If New Yorkers didn’t support the rest of the country with their tax dollars, perhaps they’d feel less insulted by outsiders’ contempt. But at the moment, depending on whose figures you choose to believe, the city sends between $6.5 billion (City Council estimate) and $11.4 billion (the mayor’s office) more to the federal government than it receives in services, making the snubs we regularly get from Congress feel uncomfortably reminiscent of taxation without representation, a condition that has had ominous consequences before. (How gratifying it would have been if New York’s senators, Hillary Clinton and Chuck Schumer, had taken the opportunity to make this point last week by throwing a few crates of tea into Boston Harbor.)

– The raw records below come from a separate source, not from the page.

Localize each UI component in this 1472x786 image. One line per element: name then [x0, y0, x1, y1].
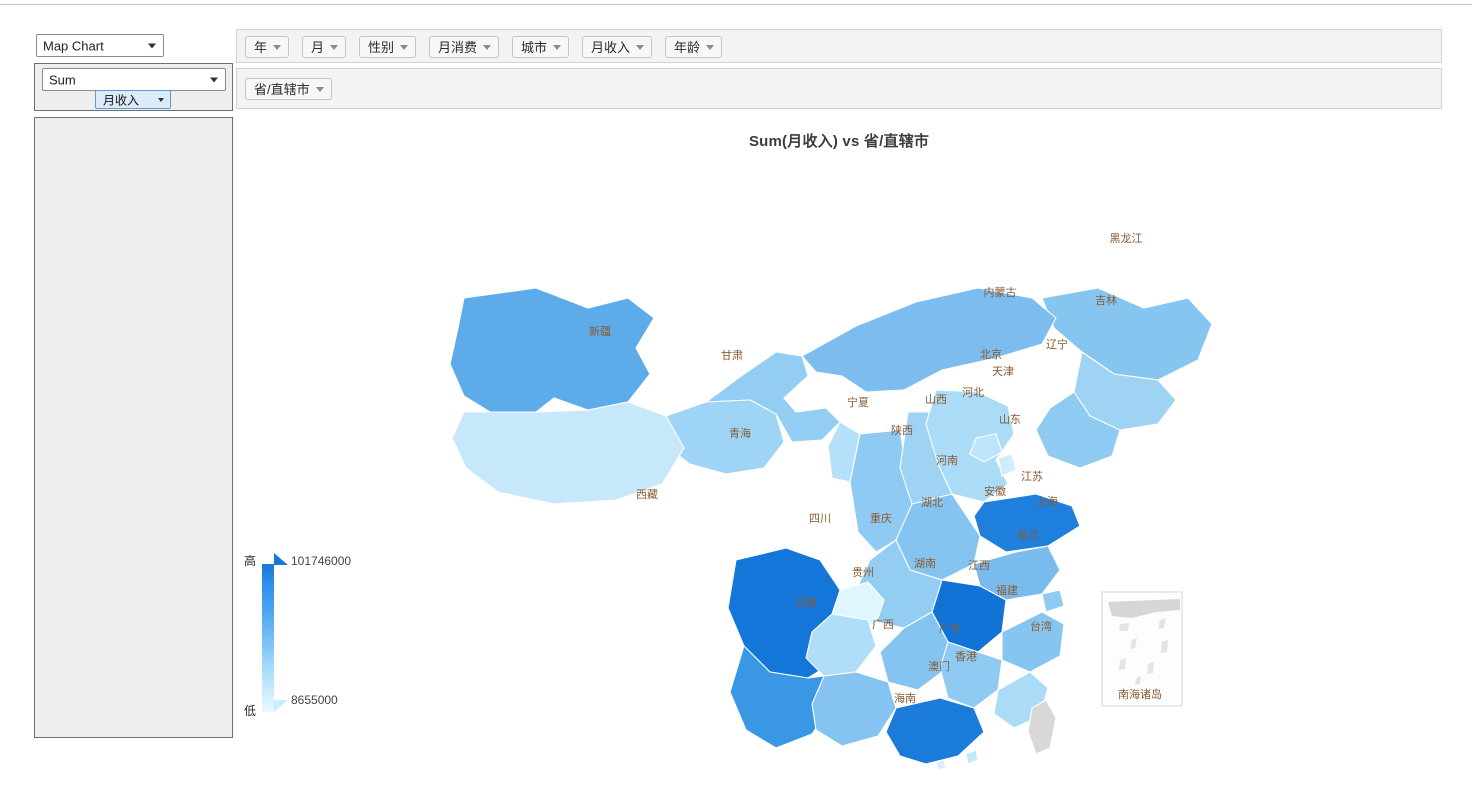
legend-low-label: 低	[244, 704, 257, 718]
map-region-label-台湾: 台湾	[1030, 619, 1052, 633]
legend-min-value: 8655000	[291, 693, 338, 707]
map-region-label-浙江: 浙江	[1017, 529, 1039, 542]
filter-chip-年[interactable]: 年	[245, 36, 290, 58]
measure-field-pill[interactable]: 月收入	[95, 90, 171, 109]
map-region-label-江西: 江西	[968, 559, 990, 572]
inset-label: 南海诸岛	[1118, 687, 1162, 701]
map-region-label-四川: 四川	[809, 513, 831, 525]
map-region-label-江苏: 江苏	[1021, 470, 1043, 483]
chart-canvas: Sum(月收入) vs 省/直辖市 黑龙江: 38000000吉林: 30000…	[236, 112, 1442, 772]
filter-chip-月[interactable]: 月	[302, 36, 347, 58]
map-region-label-安徽: 安徽	[984, 484, 1006, 498]
map-region-label-重庆: 重庆	[870, 511, 892, 525]
chevron-down-icon	[553, 44, 562, 50]
chevron-down-icon	[158, 97, 164, 102]
map-region-label-云南: 云南	[795, 596, 817, 609]
map-region-label-广西: 广西	[872, 618, 894, 631]
filter-chip-label: 性别	[368, 39, 395, 55]
chevron-down-icon	[148, 43, 156, 48]
map-region-黑龙江[interactable]: 黑龙江: 38000000	[1041, 287, 1213, 381]
map-region-label-陕西: 陕西	[891, 423, 913, 437]
chart-type-control[interactable]: Map Chart	[36, 34, 164, 62]
map-region-内蒙古[interactable]: 内蒙古: 42000000	[801, 287, 1057, 393]
filter-chip-label: 月	[311, 39, 325, 55]
color-legend: 高 低 101746000 8655000	[244, 550, 354, 722]
map-region-label-香港: 香港	[955, 650, 977, 663]
chart-type-value: Map Chart	[43, 38, 104, 53]
legend-max-pointer-icon	[274, 553, 288, 565]
china-choropleth-map[interactable]: 黑龙江: 38000000吉林: 30000000辽宁: 36000000内蒙古…	[236, 112, 1442, 772]
map-region-香港[interactable]: 香港: 18000000	[965, 749, 979, 765]
legend-color-bar	[262, 564, 274, 712]
chevron-down-icon	[330, 44, 339, 50]
map-region-新疆[interactable]: 新疆: 50000000	[449, 287, 655, 413]
map-region-label-澳门: 澳门	[928, 659, 950, 673]
map-region-上海[interactable]: 上海: 36000000	[1041, 589, 1065, 613]
filter-chip-月收入[interactable]: 月收入	[582, 36, 653, 58]
filter-chip-年龄[interactable]: 年龄	[665, 36, 723, 58]
map-region-label-贵州: 贵州	[852, 566, 874, 579]
map-region-label-福建: 福建	[996, 583, 1018, 597]
top-divider	[0, 4, 1472, 5]
filter-chip-label: 月收入	[591, 39, 631, 55]
chevron-down-icon	[273, 44, 282, 50]
map-region-label-吉林: 吉林	[1095, 293, 1117, 307]
aggregation-panel: Sum 月收入	[34, 63, 233, 111]
map-region-台湾[interactable]: 台湾	[1027, 699, 1057, 755]
map-region-label-上海: 上海	[1036, 494, 1058, 508]
legend-min-pointer-icon	[274, 700, 288, 712]
map-region-label-新疆: 新疆	[589, 324, 611, 338]
map-region-label-山东: 山东	[999, 413, 1021, 426]
filter-chip-省/直辖市[interactable]: 省/直辖市	[245, 78, 332, 100]
map-region-label-辽宁: 辽宁	[1046, 337, 1068, 351]
application-root: Map Chart Sum 月收入 年月性别 月消费 城市 月收入 年龄 省/直辖市 S…	[0, 0, 1472, 786]
filter-chip-label: 城市	[521, 39, 548, 55]
filter-chip-月消费[interactable]: 月消费	[429, 36, 500, 58]
map-region-label-青海: 青海	[729, 426, 751, 440]
measure-field-label: 月收入	[103, 93, 140, 107]
map-region-广西[interactable]: 广西: 40000000	[811, 671, 897, 747]
filter-chip-label: 年龄	[674, 39, 701, 55]
map-region-shapes[interactable]: 黑龙江: 38000000吉林: 30000000辽宁: 36000000内蒙古…	[449, 287, 1213, 772]
filter-toolbar-row-1: 年 月 性别 月消费 城市 月收入 年龄	[236, 29, 1442, 63]
map-region-label-西藏: 西藏	[636, 488, 658, 501]
chart-type-select[interactable]: Map Chart	[36, 34, 164, 57]
filter-chip-性别[interactable]: 性别	[359, 36, 417, 58]
aggregation-function-value: Sum	[49, 72, 76, 87]
chevron-down-icon	[483, 44, 492, 50]
map-region-label-广东: 广东	[939, 622, 961, 635]
chevron-down-icon	[400, 44, 409, 50]
map-region-label-山西: 山西	[925, 393, 947, 406]
chevron-down-icon	[210, 77, 218, 82]
filter-chip-城市[interactable]: 城市	[512, 36, 570, 58]
legend-high-label: 高	[244, 554, 257, 568]
map-region-山东[interactable]: 山东: 92000000	[973, 493, 1081, 553]
map-region-label-内蒙古: 内蒙古	[984, 285, 1017, 299]
filter-chip-label: 省/直辖市	[254, 81, 310, 97]
map-region-label-海南: 海南	[894, 691, 916, 705]
map-region-label-湖北: 湖北	[921, 496, 943, 509]
map-region-label-河南: 河南	[936, 454, 958, 467]
chevron-down-icon	[706, 44, 715, 50]
chevron-down-icon	[315, 86, 324, 92]
map-region-label-河北: 河北	[962, 386, 984, 399]
legend-max-value: 101746000	[291, 554, 352, 568]
aggregation-function-select[interactable]: Sum	[42, 68, 226, 91]
field-shelf-panel[interactable]	[34, 117, 233, 738]
map-region-label-甘肃: 甘肃	[721, 349, 743, 362]
map-region-label-黑龙江: 黑龙江	[1110, 232, 1143, 245]
filter-chip-label: 月消费	[438, 39, 478, 55]
map-region-label-湖南: 湖南	[914, 557, 936, 570]
map-region-澳门[interactable]: 澳门: 12000000	[935, 759, 947, 771]
map-region-label-天津: 天津	[992, 365, 1014, 378]
map-region-label-宁夏: 宁夏	[847, 395, 869, 409]
filter-chip-label: 年	[254, 39, 268, 55]
map-region-label-北京: 北京	[980, 347, 1002, 361]
map-region-青海[interactable]: 青海: 30000000	[665, 399, 785, 475]
chevron-down-icon	[636, 44, 645, 50]
filter-toolbar-row-2: 省/直辖市	[236, 68, 1442, 109]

According to the Government Accountability Office, an agency that tallies all manner of policy-related facts and figures, the federal formula for allocating Medicaid payments is particularly punishing to New York, matching the state’s load with only 50 percent of the money it needs. This may be how a federal system is supposed to work—the rich states give more, the poor states give less—but it’s a harder system to tolerate if you have no faith in the president and congressmen who are redistributing your income, if you believe this money is in fact being spent on the very worst kinds of priorities (most New Yorkers had grave reservations about the Iraq War), and if, worst of all, you realize one day that your home state will never, no matter how dire the circumstance, be on the receiving end of the same largesse it provides the rest of the nation.